Salomé, chamada de tatuada (tela de Gustave Moreau, de 1871)
Inspirada em uma história presente em passagens bíblicas (Mateus 14: 3-11 e Marcos 6: 21-28), e escrita originariamente em francês [1], a peça conta, em um único ato, com os requintes típicos da elaboração estética de Wilde, a história de uma festa celebrada no palácio do tetrarca Herodes Antipas. Nesta festa, Salomé se revela apaixonada pelo profeta Iokanaan (mais conhecido como São João Batista), que estava preso no palácio por ter denunciado publicamente o casamento incestuoso entre Herodes e Herodíade, a qual fora casada com o irmão do tetrarca, bem como a corrupção reinante no governo.
A tensão da peça é grande: há sinais de que algo ruim ocorrerá, os quais se manifestam todo o tempo através de falas dos personagens principais ou mesmo os secundários, como alguns guardas.
Um aspecto curioso é a forma como os judeus são representados: há alguns deles no enredo, e são retratados como confusos com relação à própria religião, discutindo se os anjos existem ou não, se os milagres do Salvador são verdadeiros ou não (e de qual tipo), etc. Uma passagem que retrata essa característica é a fala do personagem “Quinto judeu”: “Pode ser que aquilo que chamamos de mal seja o bem, e o que chamamos de bem seja o mal. Não se sabe nada de nada”.
Há um funcionário do palácio, o jovem sírio Narraboth, que é encantado por Salomé. Também o tetrarca Herodes não consegue tirar os olhos da moça, à revelia das constantes repreensões de sua esposa. Mas ela se revela apaixonada pelo profeta Iokanaan e suplica-lhe um beijo, o qual é negado veementemente. Iokanaan a repele, e a aconselha a procurar o Senhor (Jesus) para a redenção de seus pecados.
Aproveitando-se da situação da festa (que requer o entretenimento dos convivas), e do insistente pedido de seu tio e padrasto Herodes, Salomé faz a dança dos sete véus, dança esta que foi “comprada” pelo tetrarca com a promessa de dar à jovem tudo o que ela desejasse, até a metade de seu reino.
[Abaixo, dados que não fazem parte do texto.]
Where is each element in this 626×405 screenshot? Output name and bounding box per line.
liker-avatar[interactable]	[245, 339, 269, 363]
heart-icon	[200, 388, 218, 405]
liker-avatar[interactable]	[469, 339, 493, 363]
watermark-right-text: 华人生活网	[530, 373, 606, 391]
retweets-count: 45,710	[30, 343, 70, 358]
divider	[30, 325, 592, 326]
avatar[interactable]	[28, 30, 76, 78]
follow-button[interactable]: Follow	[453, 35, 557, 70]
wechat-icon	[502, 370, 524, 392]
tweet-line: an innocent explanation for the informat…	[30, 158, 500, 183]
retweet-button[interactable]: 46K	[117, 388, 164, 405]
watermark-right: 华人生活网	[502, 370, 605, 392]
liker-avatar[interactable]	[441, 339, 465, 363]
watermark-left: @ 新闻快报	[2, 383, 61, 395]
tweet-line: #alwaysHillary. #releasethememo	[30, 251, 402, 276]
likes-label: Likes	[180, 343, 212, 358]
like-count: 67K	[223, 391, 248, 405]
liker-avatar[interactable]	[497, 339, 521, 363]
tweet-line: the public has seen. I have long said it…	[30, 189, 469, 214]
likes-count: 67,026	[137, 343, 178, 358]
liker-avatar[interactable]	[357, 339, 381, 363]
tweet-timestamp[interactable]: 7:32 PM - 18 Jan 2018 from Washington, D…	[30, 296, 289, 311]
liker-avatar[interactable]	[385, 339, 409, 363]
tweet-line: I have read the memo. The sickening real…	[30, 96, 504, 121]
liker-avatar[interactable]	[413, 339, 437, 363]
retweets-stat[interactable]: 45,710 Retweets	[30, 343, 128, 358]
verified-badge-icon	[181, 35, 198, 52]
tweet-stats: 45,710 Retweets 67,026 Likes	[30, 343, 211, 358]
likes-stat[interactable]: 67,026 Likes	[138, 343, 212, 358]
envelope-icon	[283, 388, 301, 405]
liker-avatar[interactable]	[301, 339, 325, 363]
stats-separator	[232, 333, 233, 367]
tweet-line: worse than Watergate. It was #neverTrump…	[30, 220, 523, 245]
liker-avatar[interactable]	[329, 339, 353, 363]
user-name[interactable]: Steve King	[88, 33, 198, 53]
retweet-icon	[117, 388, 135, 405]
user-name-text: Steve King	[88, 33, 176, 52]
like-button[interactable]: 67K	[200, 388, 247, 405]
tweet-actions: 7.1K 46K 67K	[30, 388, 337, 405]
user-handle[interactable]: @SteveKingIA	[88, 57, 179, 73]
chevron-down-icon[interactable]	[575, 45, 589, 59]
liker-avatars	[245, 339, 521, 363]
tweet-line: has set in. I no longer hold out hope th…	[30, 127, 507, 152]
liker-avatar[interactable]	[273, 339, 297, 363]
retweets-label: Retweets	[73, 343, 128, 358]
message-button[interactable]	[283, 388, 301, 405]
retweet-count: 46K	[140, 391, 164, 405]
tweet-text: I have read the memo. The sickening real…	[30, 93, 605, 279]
Salomé, então, pede a cabeça de Iokanaan em uma bandeja de prata. Embora Herodes tente, com as mais diversas e ricas ofertas, dissuadir sua enteada e sobrinha da solicitação feita, a promessa não pode ser quebrada e a insistência
“O clímax” (ilustração de Aubrey Beardsley para o texto da peça “Salomé”)
de Salomé, acrescida das comemorações da mãe (profundamente incomodada com as falas do profeta prisioneiro, que a fazem encarar a imoralidade da corte em que vive), levam ao desfecho: a cabeça do profeta é entregue a Salomé em um escudo (e não uma bandeja) de prata. Ela, então, pega a cabeça e beija a boca de Iokanaan, alcançando seu objetivo e atingindo um êxtase doentio.
Vendo a cena, Herodes se exaspera e ordena que seus soldados acabem com a vida de Salomé, a qual é esmagada pelos escudos dos funcionários do tetrarca.
Uma peça que captura o leitor/espectador por conta da tensão entre os desejos e seus objetos, bem como pelas repreensões e pelos ardis em função destes desejos…
______________
[1] A primeira tradução para o inglês foi feita, em 1894, por Lord Alfred Douglas, o mais conhecido amante de Oscar Wilde.